F.U.Q.s – Frequently Unanswered Questions

“If they can get you asking the wrong questions, they don’t have to worry about answers.”

Thomas pynchon

We like questions, we encourage questions…but sometimes they annoy us…

Isn’t this website a conspiracy? Aren’t you conspiracy theorists? I smell conspiracy… Right-wing, left-wing…bla…conspiracy conspiracy conspiracy!

If you’re a journalist…how about engaging with explained, evidenced critiques of your work rather than trying to deflect them away? Given that your (self-described) role is to hold people in positions of power to account, why do you so often become angry and dismissive when anyone endeavours to do the same to you?

Wouldn’t a truly free press be filled with journalists eager to engage with constructive criticism and to self-reflect on their practice? Surely there is an awareness, in our post–postmodern age, that to be “objective” and “balanced” is challenging. Could any individual hope to even come close to these standards without engaging with external feedback?

If you’re not a journalist…we suggest that you take a look at the weight of evidence on this site (and other resources we link to) then watch the film The Matrix and pay close attention to the scene about taking the red pill or the blue pill…

You criticise the media from the left and peoples from the right also criticises the media so surely that means that the media is balanced ha ha ha?

If we may be kind…this is a very simplistic argument, but you are in good company: no less than the Director General of the BBC Tony Hall made this argument to defend his news staff against claims that they had favoured the Conservatives in the 2019 general election.

It must be comforting for Mr Hall to believe that because his organisation gets criticised by both sides that they are exactly in the middle and therefore “balanced”!

In fact…things are a bit more complex than that. For one thing, it’s perfectly legitimate for an organisation to be criticised from both the left and the right.

Much right-wing criticism of the BBC focuses on things like “political correctness gone mad” and the organisation’s focus on diversity and liberal treatment of issues such as immigration, gender/sexual politics, etc. The BBC probably is “left wing” in these respects – no bad thing, we would argue, leading the way on respecting the rights of individuals to be themselves and for tolerance and respect to be shown to others regardless of their race or background…

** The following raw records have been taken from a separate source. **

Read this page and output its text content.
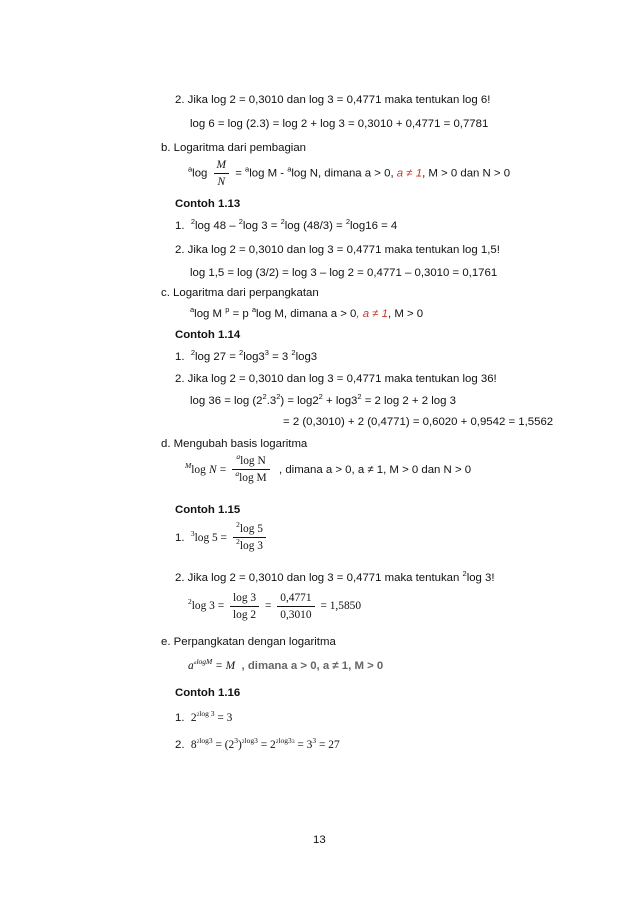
2. Jika log 2 = 0,3010 dan log 3 = 0,4771 maka tentukan log 6!
log 6 = log (2.3) = log 2 + log 3 = 0,3010 + 0,4771 = 0,7781
b. Logaritma dari pembagian
$^a\log \frac{M}{N} = ^a\log$ M - $^a$log N, dimana a > 0, a ≠ 1, M > 0 dan N > 0
Contoh 1.13
1. $^2$log 48 – $^2$log 3 = $^2$log (48/3) = $^2$log16 = 4
2. Jika log 2 = 0,3010 dan log 3 = 0,4771 maka tentukan log 1,5!
log 1,5 = log (3/2) = log 3 – log 2 = 0,4771 – 0,3010 = 0,1761
c. Logaritma dari perpangkatan
$^a$log M $^p$ = p $^a$log M, dimana a > 0, a ≠ 1, M > 0
Contoh 1.14
1. $^2$log $27 = ^2\log 3^3 = 3$ $^2$log3
2. Jika log 2 = 0,3010 dan log 3 = 0,4771 maka tentukan log 36!
$\log 36 = \log (2^2.3^2) = \log 2^2 + \log 3^2 = 2$ log 2 + 2 log 3
= 2 (0,3010) + 2 (0,4771) = 0,6020 + 0,9542 = 1,5562
d. Mengubah basis logaritma
$^M$log $N = \frac{^a\log N}{^a\log M}$ , dimana a > 0, a ≠ 1, M > 0 dan N > 0
Contoh 1.15
1. $^3$log $5 = \frac{^2\log 5}{^2\log 3}$
2. Jika log 2 = 0,3010 dan log 3 = 0,4771 maka tentukan $^2$log 3!
$^2$log $3 = \frac{\log 3}{\log 2} = \frac{0,4771}{0,3010} = 1,5850$
e. Perpangkatan dengan logaritma
$a^{alogM} = M$ , dimana a > 0, a ≠ 1, M > 0
Contoh 1.16
1. $2^{2log 3} = 3$
2. $8^{2log3} = (2^3)^{2log3} = 2^{2log33} = 3^3 = 27$
13
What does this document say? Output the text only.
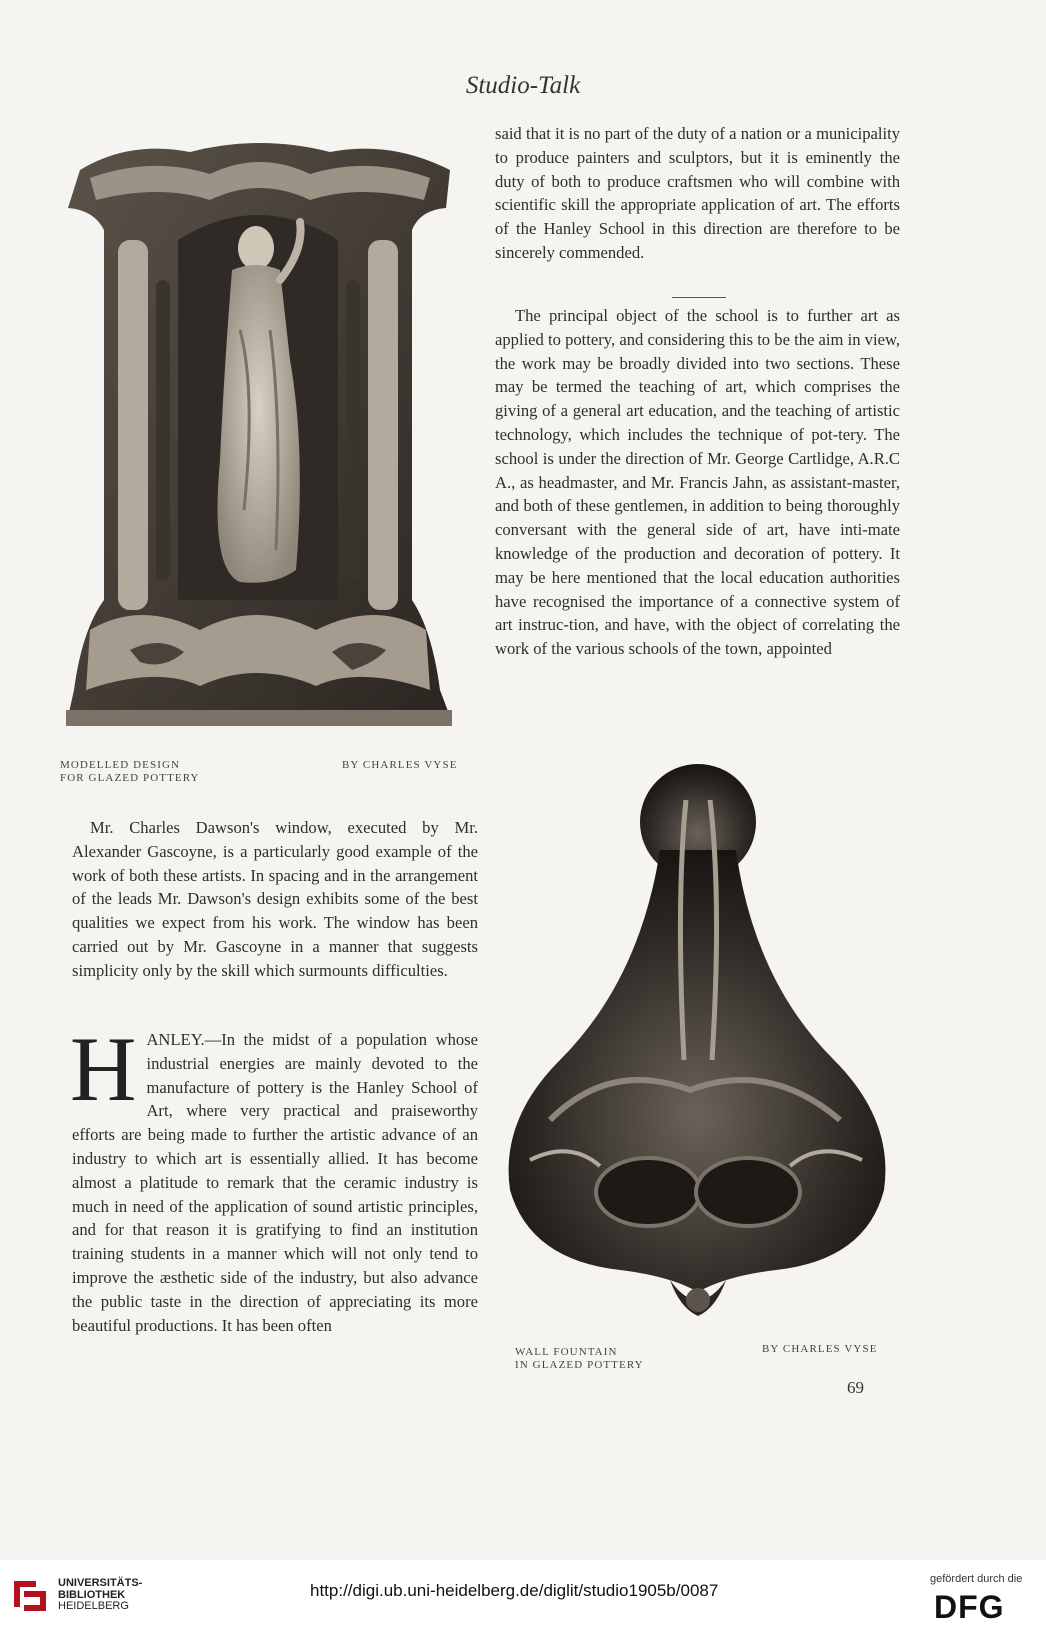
Studio-Talk
MODELLED DESIGN
FOR GLAZED POTTERY
BY CHARLES VYSE

said that it is no part of the duty of a nation or a municipality to produce painters and sculptors, but it is eminently the duty of both to produce craftsmen who will combine with scientific skill the appropriate application of art. The efforts of the Hanley School in this direction are therefore to be sincerely commended.

The principal object of the school is to further art as applied to pottery, and considering this to be the aim in view, the work may be broadly divided into two sections. These may be termed the teaching of art, which comprises the giving of a general art education, and the teaching of artistic technology, which includes the technique of pot-tery. The school is under the direction of Mr. George Cartlidge, A.R.C A., as headmaster, and Mr. Francis Jahn, as assistant-master, and both of these gentlemen, in addition to being thoroughly conversant with the general side of art, have inti-mate knowledge of the production and decoration of pottery. It may be here mentioned that the local education authorities have recognised the importance of a connective system of art instruc-tion, and have, with the object of correlating the work of the various schools of the town, appointed

Mr. Charles Dawson's window, executed by Mr. Alexander Gascoyne, is a particularly good example of the work of both these artists. In spacing and in the arrangement of the leads Mr. Dawson's design exhibits some of the best qualities we expect from his work. The window has been carried out by Mr. Gascoyne in a manner that suggests simplicity only by the skill which surmounts difficulties.

HANLEY.—In the midst of a population whose industrial energies are mainly devoted to the manufacture of pottery is the Hanley School of Art, where very practical and praiseworthy efforts are being made to further the artistic advance of an industry to which art is essentially allied. It has become almost a platitude to remark that the ceramic industry is much in need of the application of sound artistic principles, and for that reason it is gratifying to find an institution training students in a manner which will not only tend to improve the æsthetic side of the industry, but also advance the public taste in the direction of appreciating its more beautiful productions. It has been often
WALL FOUNTAIN
IN GLAZED POTTERY
BY CHARLES VYSE
69
UNIVERSITÄTS-
BIBLIOTHEK
HEIDELBERG
http://digi.ub.uni-heidelberg.de/diglit/studio1905b/0087
gefördert durch die
DFG
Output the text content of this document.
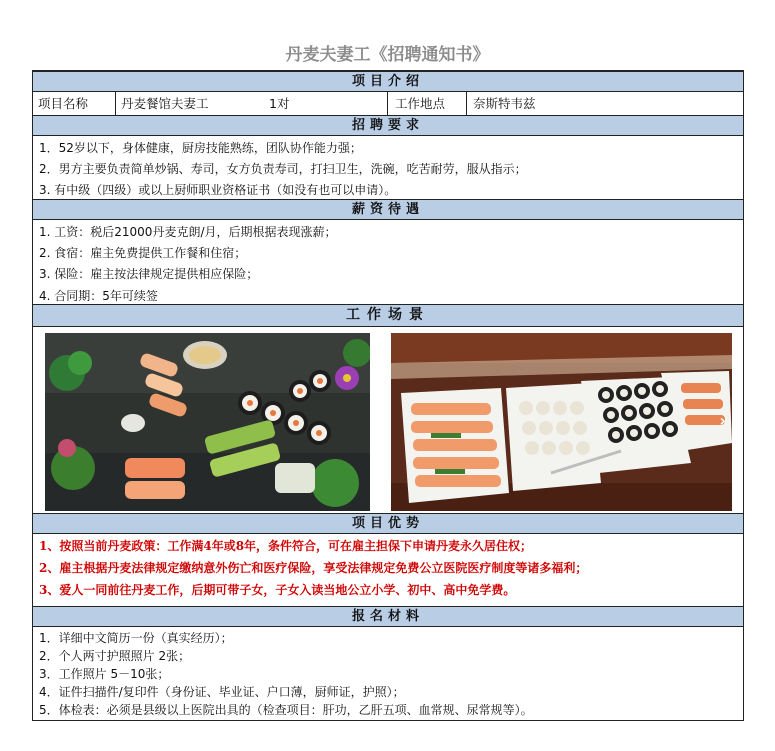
丹麦夫妻工《招聘通知书》
项目介绍
项目名称	丹麦餐馆夫妻工	1对	工作地点 奈斯特韦兹
招聘要求
1．52岁以下，身体健康，厨房技能熟练，团队协作能力强；
2．男方主要负责简单炒锅、寿司，女方负责寿司，打扫卫生，洗碗，吃苦耐劳，服从指示；
3. 有中级（四级）或以上厨师职业资格证书（如没有也可以申请）。
薪资待遇
1. 工资：税后21000丹麦克朗/月，后期根据表现涨薪；
2. 食宿：雇主免费提供工作餐和住宿；
3. 保险：雇主按法律规定提供相应保险；
4. 合同期：5年可续签
工作场景
›
项目优势
1、按照当前丹麦政策：工作满4年或8年，条件符合，可在雇主担保下申请丹麦永久居住权；
2、雇主根据丹麦法律规定缴纳意外伤亡和医疗保险，享受法律规定免费公立医院医疗制度等诸多福利；
3、爱人一同前往丹麦工作，后期可带子女，子女入读当地公立小学、初中、高中免学费。
报名材料
1．详细中文简历一份（真实经历）；
2．个人两寸护照照片 2张；
3．工作照片 5－10张；
4．证件扫描件/复印件（身份证、毕业证、户口薄，厨师证，护照）；
5．体检表：必须是县级以上医院出具的（检查项目：肝功，乙肝五项、血常规、尿常规等）。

This does not, in any sense, mean that the BBC is equally “left-wing” in its treatment of issues like UK foreign policy and the economy. Anyone who has viewed analysis of the BBC’s coverage in the lead up to the wars in Afghanistan, Iraq and other proposed interventions in the Middle East would die laughing at the notion that the BBC was leading an anti-war charge. Similarly, we encourage you to forward links to any BBC articles you can find that criticise the prevailing “free market” capitalist ideology (including at times of systemic collapse such as 2008 when government bailouts demonstrate, not only that capitalism is unstable, but that free market capitalism is a myth!).  Our inbox will not be overwhelmed.

The same model can be applied to most news outlets. Wealthy and powerful people are perfectly happy to be perceived as liberal when it does them no harm and doesn’t conflict with their key values. But when their wealth, power and status are threatened…not so left wing.

All you do is criticise, criticise, criticise… Where are the solutions? It’s easy to criticise, no? Come on then Mr Criticals… Tell us some solutions?

Usually the solution is embedded in the criticism. For example, we have highlighted that democracy was essentially subverted via the sustained four-year campaign which made Jeremy Corbyn, a committed anti-racist, synonymous with anti-Semitism to the media consuming public.

What would be the solution to this problem? For the media not to muster all their might to delegitimise a democratic threat to the prevailing business-first, arms-and-fossil-fuel-industry subsidising political consensus?

What about systematic media under-reporting of climate science for decades (while using for “balance” organisations funded by oil companies). What would be the solution to this problem? We could say for the media to do their job but, of course, their job is to defend corporate interests…in this case at the potential cost of all human and animal life.

Noam Chomsky provides a more concise statement on the issue: “often the solution is stop committing crimes.